The French had been able to use the undamaged railways behind their front, to move troops more quickly than the Germans, who had to take long detours, wait for repairs to damaged tracks and replace rolling stock. The French IV Corps moved from Lorraine on 2 September in 109 trains and assembled by 6 September. The French had been able to move troops in up to 200 trains per day and use hundreds of motor-vehicles, co-ordinated by two staff officers, Commandant Gérard and Captain Doumenc. The French used Belgian and captured German rail wagons and the domestic telephone and telegraph systems. The initiative held by the Germans in August was not recovered as all troop movements to the right flank were piecemeal.

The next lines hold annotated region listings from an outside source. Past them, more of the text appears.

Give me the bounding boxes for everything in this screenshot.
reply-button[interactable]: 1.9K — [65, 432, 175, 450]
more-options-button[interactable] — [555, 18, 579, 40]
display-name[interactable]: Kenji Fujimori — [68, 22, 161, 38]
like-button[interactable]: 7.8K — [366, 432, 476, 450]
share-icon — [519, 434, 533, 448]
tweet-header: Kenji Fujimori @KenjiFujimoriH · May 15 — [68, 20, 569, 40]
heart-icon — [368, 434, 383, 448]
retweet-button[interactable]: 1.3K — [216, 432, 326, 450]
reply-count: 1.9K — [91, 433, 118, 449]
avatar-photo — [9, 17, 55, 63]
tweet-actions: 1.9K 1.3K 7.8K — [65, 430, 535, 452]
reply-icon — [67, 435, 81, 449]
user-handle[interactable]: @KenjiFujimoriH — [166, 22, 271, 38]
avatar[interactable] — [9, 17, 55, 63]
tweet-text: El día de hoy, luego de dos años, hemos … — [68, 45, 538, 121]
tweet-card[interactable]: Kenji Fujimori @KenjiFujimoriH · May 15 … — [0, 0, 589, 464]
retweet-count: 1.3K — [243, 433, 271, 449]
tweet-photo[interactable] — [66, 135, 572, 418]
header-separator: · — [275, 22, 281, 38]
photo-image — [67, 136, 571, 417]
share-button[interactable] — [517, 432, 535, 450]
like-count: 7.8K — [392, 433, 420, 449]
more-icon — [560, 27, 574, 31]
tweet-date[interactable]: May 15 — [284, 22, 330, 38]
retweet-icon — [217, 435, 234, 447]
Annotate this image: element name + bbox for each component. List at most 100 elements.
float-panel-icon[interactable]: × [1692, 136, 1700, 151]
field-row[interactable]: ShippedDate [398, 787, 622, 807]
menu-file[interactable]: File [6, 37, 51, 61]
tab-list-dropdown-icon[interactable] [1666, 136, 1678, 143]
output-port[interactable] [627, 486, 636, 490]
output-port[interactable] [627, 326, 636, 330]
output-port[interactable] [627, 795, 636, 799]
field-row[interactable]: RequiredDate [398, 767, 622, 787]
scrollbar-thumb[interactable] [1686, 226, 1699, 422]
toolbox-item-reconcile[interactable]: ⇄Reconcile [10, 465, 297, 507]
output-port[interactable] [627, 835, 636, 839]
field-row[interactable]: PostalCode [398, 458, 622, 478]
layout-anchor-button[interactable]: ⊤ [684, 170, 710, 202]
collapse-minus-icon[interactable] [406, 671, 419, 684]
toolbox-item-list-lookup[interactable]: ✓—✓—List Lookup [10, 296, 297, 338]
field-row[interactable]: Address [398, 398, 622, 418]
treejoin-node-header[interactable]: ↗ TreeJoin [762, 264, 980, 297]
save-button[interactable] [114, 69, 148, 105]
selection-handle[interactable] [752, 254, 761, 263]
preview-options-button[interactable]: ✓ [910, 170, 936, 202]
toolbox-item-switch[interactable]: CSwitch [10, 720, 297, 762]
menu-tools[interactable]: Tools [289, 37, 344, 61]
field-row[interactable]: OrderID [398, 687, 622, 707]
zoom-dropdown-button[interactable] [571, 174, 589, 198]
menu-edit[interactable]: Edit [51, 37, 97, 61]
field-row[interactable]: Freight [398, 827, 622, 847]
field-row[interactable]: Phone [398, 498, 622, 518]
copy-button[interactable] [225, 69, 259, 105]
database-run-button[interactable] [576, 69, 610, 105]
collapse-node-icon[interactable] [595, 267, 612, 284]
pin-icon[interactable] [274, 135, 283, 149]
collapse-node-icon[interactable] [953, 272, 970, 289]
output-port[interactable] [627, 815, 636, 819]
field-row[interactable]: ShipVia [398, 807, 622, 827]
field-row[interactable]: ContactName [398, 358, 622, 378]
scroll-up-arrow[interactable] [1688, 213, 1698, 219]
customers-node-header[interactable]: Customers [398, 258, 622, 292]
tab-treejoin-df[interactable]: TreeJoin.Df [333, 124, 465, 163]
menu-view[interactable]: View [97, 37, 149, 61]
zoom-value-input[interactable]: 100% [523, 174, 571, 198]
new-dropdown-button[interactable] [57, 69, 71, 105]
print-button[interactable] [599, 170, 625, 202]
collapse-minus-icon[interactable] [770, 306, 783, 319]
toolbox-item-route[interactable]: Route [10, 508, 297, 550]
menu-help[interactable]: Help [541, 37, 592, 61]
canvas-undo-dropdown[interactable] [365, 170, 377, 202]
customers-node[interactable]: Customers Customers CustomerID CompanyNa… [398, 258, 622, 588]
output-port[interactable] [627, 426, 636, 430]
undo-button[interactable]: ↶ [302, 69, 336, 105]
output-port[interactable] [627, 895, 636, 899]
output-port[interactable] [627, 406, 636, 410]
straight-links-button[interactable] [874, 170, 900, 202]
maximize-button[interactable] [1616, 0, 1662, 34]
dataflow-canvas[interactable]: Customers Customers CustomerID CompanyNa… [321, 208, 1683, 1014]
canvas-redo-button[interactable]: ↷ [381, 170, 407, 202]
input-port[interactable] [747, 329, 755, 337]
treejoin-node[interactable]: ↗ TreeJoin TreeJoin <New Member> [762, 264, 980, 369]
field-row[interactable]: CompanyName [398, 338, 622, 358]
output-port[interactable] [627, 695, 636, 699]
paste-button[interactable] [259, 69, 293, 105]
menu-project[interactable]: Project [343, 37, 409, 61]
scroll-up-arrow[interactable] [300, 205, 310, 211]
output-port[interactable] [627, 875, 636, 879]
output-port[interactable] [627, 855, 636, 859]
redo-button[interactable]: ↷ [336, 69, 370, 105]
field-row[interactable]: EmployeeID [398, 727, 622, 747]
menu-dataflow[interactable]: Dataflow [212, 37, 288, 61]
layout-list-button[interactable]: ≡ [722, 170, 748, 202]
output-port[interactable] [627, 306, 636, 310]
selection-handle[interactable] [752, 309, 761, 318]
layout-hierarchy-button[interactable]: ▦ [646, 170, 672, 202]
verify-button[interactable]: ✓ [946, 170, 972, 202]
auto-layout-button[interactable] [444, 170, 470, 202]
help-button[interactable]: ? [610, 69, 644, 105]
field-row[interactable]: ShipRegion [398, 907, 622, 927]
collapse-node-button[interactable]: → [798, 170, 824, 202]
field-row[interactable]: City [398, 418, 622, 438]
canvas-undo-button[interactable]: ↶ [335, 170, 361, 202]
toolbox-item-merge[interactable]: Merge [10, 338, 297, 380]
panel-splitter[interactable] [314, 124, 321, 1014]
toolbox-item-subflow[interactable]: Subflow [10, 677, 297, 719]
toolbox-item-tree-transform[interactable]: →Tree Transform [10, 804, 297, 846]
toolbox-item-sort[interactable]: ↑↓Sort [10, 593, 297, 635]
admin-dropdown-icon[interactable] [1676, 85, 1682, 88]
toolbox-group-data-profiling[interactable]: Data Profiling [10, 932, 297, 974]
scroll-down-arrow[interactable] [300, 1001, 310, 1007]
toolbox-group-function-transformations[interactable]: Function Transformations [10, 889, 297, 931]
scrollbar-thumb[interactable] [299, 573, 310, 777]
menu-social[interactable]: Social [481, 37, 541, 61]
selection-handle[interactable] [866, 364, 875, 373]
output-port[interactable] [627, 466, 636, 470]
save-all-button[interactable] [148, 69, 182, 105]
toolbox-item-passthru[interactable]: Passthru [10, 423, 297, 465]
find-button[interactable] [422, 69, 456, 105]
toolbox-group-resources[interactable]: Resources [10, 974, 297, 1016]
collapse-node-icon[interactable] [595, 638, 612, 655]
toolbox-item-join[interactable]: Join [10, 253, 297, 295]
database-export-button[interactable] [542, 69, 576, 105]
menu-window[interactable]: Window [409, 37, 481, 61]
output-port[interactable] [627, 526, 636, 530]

Until the end of the Siege of Maubeuge (24 August – 7 September), only the single line from Trier to Liège, Brussels, Valenciennes and Cambrai was available and had to be used to supply the German armies on the right, while the 6th Army travelled in the opposite direction, limiting the army to forty trains a day, which took four days to move a corps. Information on German troop movements from wireless interception, enabled the French to forestall German moves but the Germans had to rely on reports from spies, which were frequently wrong. The French resorted to more cautious infantry tactics, using cover to reduce casualties and centralised command as the German army commanders followed contradictory plans. The French did not need to obtain a quick decisive result and could concentrate on preserving the French army by parrying German blows.